– Где железная труба, орудие преступления? – спросил Сун Чанцзян.
– Это была сломанная водопроводная труба, совершенно бесполезная, – ответил Жун Цютянь. – Я выбросил ее в вонючую канаву возле ветеринарной станции. Я не совершал преступлений с ее помощью.
В поисках железной трубы Сун Чанцзян отвел Жун Цютяня к вонючей канаве возле ветеринарной станции и нашел ее там. Жун Цютянь сказал, что в тот день он подобрал железную трубу по дороге и вообще-то хотел убить ею собаку Хун Цзыцая, потому что она норовила выпрыгнуть со двора и укусить его каждый раз, когда он шел по переулку Бологан.

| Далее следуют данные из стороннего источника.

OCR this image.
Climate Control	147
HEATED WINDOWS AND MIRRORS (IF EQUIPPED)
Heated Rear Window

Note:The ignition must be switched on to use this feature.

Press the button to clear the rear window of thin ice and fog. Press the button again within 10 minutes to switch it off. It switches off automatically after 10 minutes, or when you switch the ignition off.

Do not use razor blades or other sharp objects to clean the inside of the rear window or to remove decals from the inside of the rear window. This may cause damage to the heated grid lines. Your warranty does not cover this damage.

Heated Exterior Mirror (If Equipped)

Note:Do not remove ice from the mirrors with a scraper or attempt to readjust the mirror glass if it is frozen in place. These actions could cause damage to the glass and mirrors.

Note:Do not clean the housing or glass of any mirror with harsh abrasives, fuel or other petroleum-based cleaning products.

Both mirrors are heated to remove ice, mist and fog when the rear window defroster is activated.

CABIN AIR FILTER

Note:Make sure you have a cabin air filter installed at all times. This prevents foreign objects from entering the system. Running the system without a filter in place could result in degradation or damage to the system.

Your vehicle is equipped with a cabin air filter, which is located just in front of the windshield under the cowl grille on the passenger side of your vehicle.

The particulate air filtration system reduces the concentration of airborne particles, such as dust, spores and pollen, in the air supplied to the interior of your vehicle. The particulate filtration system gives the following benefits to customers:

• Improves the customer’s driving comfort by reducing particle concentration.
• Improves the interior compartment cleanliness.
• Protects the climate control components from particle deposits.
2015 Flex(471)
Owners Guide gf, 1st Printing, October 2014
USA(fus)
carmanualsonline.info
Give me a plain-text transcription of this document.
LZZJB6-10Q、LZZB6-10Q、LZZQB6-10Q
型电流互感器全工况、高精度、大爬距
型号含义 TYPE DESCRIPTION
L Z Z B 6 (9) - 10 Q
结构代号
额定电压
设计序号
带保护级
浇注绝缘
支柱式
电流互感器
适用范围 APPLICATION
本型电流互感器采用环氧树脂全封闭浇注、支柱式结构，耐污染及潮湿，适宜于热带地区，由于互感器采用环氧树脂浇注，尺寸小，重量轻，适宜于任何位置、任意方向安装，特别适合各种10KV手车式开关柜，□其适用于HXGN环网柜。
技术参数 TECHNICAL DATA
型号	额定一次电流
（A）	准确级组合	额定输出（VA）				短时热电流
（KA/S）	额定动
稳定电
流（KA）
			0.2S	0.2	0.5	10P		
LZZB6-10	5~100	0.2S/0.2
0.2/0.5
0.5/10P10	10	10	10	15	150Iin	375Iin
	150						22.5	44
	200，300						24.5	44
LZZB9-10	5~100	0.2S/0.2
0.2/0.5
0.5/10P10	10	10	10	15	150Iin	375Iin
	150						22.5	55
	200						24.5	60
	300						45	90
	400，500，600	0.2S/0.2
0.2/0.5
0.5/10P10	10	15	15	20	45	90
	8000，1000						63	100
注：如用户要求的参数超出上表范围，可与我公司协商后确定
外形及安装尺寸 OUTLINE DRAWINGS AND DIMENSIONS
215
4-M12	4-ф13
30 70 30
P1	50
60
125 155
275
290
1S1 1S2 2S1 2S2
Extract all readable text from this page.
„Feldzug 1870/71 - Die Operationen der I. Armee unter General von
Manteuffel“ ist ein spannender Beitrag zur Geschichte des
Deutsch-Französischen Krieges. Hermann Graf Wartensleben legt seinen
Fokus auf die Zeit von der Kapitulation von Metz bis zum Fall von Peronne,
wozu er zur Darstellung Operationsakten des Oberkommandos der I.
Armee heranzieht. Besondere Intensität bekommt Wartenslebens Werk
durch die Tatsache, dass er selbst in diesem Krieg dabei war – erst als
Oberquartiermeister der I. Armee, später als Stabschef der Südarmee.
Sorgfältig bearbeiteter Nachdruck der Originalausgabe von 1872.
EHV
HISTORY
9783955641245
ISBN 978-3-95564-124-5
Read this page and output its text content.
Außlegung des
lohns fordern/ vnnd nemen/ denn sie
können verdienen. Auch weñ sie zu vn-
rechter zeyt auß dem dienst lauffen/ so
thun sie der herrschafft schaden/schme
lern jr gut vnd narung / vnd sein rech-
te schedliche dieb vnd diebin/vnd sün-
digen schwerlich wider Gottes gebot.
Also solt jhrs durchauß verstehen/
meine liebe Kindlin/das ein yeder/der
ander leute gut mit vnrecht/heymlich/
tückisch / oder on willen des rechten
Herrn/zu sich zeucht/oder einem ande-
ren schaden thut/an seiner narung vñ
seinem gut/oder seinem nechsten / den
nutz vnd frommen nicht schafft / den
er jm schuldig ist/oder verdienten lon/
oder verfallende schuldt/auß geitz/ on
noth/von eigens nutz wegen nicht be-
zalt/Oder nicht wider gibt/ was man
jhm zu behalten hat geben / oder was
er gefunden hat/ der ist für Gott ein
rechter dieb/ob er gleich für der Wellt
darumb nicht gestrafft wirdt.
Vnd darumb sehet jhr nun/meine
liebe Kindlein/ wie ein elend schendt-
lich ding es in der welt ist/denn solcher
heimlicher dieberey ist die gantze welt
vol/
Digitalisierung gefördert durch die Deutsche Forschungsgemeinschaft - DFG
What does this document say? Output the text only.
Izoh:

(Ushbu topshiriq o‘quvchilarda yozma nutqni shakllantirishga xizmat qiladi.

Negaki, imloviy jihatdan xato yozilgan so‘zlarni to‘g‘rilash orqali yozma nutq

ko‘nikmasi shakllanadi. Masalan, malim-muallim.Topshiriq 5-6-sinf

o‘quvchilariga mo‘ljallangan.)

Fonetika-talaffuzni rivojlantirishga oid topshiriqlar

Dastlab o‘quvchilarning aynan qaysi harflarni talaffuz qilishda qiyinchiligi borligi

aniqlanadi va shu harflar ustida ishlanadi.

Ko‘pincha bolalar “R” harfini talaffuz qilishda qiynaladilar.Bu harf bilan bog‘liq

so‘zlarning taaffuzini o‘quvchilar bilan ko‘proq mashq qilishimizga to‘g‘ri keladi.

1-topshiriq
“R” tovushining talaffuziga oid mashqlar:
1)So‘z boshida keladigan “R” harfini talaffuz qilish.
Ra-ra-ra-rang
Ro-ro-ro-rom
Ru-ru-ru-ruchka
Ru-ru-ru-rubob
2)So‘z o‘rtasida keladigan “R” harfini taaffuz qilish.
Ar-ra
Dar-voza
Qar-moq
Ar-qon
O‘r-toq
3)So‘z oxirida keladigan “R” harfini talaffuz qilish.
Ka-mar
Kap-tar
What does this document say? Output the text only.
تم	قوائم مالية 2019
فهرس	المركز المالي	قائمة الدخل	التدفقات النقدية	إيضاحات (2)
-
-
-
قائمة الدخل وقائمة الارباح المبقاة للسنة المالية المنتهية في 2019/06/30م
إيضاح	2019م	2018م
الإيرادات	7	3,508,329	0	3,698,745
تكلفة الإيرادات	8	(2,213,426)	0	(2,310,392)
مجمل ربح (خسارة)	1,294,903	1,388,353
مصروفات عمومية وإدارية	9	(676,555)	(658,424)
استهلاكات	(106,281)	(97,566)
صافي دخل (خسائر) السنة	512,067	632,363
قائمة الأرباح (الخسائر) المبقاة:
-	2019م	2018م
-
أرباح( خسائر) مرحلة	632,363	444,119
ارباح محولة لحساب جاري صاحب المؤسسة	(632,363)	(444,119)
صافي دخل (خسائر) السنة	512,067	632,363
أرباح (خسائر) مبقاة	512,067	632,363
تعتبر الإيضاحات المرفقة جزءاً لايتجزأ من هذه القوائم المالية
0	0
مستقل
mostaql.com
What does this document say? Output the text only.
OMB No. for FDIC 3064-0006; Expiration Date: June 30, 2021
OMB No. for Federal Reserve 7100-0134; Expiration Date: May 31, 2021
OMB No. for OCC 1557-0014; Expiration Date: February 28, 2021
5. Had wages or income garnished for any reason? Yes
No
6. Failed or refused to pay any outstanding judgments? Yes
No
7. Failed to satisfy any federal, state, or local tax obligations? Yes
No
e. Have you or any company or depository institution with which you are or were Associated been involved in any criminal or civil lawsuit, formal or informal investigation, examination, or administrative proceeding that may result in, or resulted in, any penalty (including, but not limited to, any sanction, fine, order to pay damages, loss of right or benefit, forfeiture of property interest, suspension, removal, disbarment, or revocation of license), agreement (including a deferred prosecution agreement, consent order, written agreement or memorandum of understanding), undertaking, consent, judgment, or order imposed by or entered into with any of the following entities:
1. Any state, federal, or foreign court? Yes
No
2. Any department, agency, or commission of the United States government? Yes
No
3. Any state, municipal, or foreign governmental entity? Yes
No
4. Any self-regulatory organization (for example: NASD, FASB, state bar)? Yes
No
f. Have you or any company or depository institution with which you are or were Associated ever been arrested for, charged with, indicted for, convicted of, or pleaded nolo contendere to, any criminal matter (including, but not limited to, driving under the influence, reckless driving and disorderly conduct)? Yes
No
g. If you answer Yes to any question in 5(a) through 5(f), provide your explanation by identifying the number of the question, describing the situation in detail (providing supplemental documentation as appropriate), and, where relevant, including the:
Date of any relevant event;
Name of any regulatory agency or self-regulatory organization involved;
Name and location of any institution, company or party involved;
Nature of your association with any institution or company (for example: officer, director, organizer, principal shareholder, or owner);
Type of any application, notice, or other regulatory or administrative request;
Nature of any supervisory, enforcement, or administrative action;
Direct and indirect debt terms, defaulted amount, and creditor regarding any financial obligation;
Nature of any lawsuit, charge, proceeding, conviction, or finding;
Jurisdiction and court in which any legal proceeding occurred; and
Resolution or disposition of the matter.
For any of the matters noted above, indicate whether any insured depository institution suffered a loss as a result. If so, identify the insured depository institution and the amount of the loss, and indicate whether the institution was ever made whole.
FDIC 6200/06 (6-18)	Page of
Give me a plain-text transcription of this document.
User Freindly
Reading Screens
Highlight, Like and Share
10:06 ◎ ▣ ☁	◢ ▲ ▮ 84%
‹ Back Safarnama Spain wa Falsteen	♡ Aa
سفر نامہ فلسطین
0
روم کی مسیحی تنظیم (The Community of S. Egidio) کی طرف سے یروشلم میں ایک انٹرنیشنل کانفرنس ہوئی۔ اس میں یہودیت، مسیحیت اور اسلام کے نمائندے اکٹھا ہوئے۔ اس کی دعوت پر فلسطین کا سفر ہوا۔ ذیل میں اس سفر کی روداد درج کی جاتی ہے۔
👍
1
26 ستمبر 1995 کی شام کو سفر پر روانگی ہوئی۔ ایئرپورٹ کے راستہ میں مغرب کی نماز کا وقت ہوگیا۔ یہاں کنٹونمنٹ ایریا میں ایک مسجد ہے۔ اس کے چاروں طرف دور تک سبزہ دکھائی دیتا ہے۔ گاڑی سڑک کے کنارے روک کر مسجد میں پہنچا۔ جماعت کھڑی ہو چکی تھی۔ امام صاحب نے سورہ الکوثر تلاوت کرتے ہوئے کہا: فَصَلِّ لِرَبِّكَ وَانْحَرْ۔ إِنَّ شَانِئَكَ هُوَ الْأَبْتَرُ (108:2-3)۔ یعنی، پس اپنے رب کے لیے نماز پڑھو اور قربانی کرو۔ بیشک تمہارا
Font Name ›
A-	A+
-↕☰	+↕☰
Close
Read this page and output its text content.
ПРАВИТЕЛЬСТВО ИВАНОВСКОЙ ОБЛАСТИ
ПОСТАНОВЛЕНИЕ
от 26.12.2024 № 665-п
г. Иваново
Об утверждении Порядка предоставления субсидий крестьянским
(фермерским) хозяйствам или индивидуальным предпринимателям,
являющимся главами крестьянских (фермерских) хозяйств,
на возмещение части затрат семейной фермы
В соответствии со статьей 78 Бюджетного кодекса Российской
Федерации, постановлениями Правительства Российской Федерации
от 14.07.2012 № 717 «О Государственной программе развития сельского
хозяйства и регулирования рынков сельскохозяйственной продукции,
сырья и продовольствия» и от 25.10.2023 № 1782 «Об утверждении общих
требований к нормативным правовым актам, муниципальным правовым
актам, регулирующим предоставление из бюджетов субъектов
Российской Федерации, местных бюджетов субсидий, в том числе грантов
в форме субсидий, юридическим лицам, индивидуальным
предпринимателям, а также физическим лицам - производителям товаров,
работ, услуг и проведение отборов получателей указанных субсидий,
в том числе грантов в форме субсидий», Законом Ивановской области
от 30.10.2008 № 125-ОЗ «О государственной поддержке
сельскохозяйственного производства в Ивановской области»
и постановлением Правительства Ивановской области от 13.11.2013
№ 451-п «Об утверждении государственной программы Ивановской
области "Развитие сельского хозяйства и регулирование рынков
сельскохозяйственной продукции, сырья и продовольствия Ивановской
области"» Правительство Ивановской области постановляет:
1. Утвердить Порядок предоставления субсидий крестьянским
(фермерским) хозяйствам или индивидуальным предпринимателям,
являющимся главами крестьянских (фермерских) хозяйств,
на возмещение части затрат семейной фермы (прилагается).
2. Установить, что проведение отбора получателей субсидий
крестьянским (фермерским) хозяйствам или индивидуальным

В тот день он не видел Го Мэй и не знал, что она прошла по переулку Бологан. То, что они оба прошли там с разницей в три минуты, было чистым совпадением.
– Я тебе так скажу, хватит двух свидетелей, чтобы суд приговорил тебя к смертной казни, – сказал Сун Чанцзян, запечатывая железную трубу в пластиковый пакет. – Но к тем, кто признал свою вину, проявляют снисхождение. Будь откровенен, расскажи все начистоту, и тебе дадут отсрочку от казни.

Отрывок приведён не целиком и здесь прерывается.